同ホテルに大宴会場の「鳳翔」で立食パーティーを開催する料金基準を質問すると、「費用はケースバイケースで、1万5000円で2時間のパーティーを1500名さまで用意しております」と回答した。

 報告書に記載のない菅氏の「春の集い」はこの年だけではなかった。菅氏のブログには、野党時代の2012年3月に著書『政治家の覚悟』を自費出版(今年文春新書で再版)したのに合わせて4月に「出版記念春の集い」を開催し、「恒例の『春の集い』を実行委員会主催のもと、今年は出版記念として開催していただきました」と綴っている。

 その後も毎年、「春の集い」を開催していることが遊佐氏のブログで確認できた。菅事務所の説明はこうだ。

「春の集いは当初、地域の有志の方が設けていただいた歓談の場(実行委員会主催)に代議士が参加していた。その後、国政報告会を主体にした集まりとなり、平成28年以降は、政党支部主催の報告会としました。同年は熊本地震が発生したことから、国政報告会のみの会とし、飲食の提供はしていません。会場費は政党支部から出し、参加費はいただいておりません。平成29年以降は飲食を提供しているので参加費を徴収し、政党支部で収支を報告している」

 確かに2016年(平成28年)の政党支部の報告書には「国政報告会会場費」(4月27日)として約169万円、それとは別に「会場費キャンセル料」(約74万円)が同ホテルに支払われている。

 この年は4月14日に熊本地震が発生し、大きな被害が出た。そのため、有料の飲食パーティーを開けず、菅事務所が政治資金からホテルに「キャンセル料」を支出しなければならなかった事情が読み取れる。

菅政権は安倍政治の不透明な部分も継承するのか(2019年の「桜を見る会」の様子、写真/EPA:時事)

ちなみに政党支部の2017年の報告書には「春の集い」は収入約771万円で支出が約721万円、翌2018年は5月に「初夏の集い」を開催して収入約453万円に対して支出が約468万円だった。収支はほぼトントンだ。
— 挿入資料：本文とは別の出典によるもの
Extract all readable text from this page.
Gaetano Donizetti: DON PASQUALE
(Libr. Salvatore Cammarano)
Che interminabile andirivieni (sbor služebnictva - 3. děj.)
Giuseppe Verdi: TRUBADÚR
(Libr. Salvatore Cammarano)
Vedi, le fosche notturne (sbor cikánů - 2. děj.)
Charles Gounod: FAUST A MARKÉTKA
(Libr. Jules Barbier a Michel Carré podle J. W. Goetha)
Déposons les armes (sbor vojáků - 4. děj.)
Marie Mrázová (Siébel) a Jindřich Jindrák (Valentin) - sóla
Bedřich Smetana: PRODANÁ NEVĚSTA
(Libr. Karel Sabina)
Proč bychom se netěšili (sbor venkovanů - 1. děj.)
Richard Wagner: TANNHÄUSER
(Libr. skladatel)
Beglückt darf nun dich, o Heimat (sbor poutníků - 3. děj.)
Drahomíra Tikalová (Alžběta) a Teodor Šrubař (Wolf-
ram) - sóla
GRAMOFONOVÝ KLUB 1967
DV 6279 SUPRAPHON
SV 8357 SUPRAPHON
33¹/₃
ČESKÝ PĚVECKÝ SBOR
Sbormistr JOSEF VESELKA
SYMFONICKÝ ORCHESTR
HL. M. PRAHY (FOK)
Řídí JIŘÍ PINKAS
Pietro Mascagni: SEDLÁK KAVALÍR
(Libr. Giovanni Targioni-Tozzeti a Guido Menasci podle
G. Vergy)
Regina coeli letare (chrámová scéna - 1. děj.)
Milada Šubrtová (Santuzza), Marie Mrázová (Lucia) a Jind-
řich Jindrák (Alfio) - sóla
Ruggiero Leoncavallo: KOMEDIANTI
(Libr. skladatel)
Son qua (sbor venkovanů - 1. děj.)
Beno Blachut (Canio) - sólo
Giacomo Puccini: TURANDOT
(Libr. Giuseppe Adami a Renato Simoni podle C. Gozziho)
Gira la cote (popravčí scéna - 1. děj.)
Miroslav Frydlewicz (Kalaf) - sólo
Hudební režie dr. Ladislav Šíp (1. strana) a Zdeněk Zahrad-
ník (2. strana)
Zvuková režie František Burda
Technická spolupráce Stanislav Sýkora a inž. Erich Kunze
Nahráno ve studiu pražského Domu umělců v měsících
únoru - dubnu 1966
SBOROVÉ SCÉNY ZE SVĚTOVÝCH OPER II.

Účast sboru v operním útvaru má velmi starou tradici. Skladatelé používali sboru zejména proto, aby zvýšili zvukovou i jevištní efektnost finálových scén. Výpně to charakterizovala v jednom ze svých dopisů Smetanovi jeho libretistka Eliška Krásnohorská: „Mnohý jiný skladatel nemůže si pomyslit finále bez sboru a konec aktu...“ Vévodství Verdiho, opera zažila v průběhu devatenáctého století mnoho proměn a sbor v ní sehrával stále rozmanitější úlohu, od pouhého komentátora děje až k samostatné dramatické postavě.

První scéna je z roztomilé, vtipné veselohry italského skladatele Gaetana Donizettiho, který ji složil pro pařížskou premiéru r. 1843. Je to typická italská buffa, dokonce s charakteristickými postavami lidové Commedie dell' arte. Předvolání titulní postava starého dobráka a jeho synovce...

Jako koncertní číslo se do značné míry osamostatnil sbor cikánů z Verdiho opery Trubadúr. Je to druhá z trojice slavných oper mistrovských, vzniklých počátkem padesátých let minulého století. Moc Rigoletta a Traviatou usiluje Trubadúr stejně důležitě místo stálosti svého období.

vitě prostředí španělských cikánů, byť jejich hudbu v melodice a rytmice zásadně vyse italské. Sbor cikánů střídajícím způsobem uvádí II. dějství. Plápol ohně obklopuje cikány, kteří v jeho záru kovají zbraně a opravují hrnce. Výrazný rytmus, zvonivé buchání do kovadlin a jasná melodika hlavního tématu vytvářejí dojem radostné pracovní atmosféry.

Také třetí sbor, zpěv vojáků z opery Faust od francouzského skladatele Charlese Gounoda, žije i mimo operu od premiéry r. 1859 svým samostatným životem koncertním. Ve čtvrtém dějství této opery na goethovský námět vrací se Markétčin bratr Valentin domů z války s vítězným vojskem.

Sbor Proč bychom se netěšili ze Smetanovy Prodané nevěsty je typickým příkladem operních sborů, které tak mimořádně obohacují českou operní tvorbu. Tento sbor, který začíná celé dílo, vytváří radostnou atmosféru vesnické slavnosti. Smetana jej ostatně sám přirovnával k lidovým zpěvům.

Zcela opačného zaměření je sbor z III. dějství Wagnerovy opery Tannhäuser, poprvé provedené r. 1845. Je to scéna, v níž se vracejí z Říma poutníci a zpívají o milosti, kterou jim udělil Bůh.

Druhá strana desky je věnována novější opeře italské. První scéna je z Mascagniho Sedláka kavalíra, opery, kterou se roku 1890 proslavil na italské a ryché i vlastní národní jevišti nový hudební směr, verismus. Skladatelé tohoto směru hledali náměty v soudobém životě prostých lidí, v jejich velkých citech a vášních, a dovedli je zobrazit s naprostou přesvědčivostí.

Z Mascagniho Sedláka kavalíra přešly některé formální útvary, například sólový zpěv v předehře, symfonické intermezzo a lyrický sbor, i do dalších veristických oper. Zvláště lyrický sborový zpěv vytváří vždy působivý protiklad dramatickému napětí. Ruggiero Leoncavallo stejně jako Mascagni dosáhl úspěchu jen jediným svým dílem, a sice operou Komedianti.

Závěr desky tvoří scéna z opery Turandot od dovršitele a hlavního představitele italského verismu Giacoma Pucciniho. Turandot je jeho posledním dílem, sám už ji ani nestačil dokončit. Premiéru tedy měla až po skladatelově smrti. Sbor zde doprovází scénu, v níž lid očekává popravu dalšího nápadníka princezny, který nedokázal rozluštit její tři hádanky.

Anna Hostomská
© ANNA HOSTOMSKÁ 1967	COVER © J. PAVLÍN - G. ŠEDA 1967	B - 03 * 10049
 会場は同じホテルだが、会費や人数は報告書では公表されていない。ほぼ毎年参加しているという菅氏の支持者から興味深い証言を得た。

「去年は会費を5000円払った。食事はビュッフェ形式で中華でした」

 食事付きになったとはいえ、収支を公表するようになってから会費が5000円に値上げされたというのだ。やはり会費1500円では同ホテルでパーティーを開くことは無理だったのではないかという疑問が浮かぶ。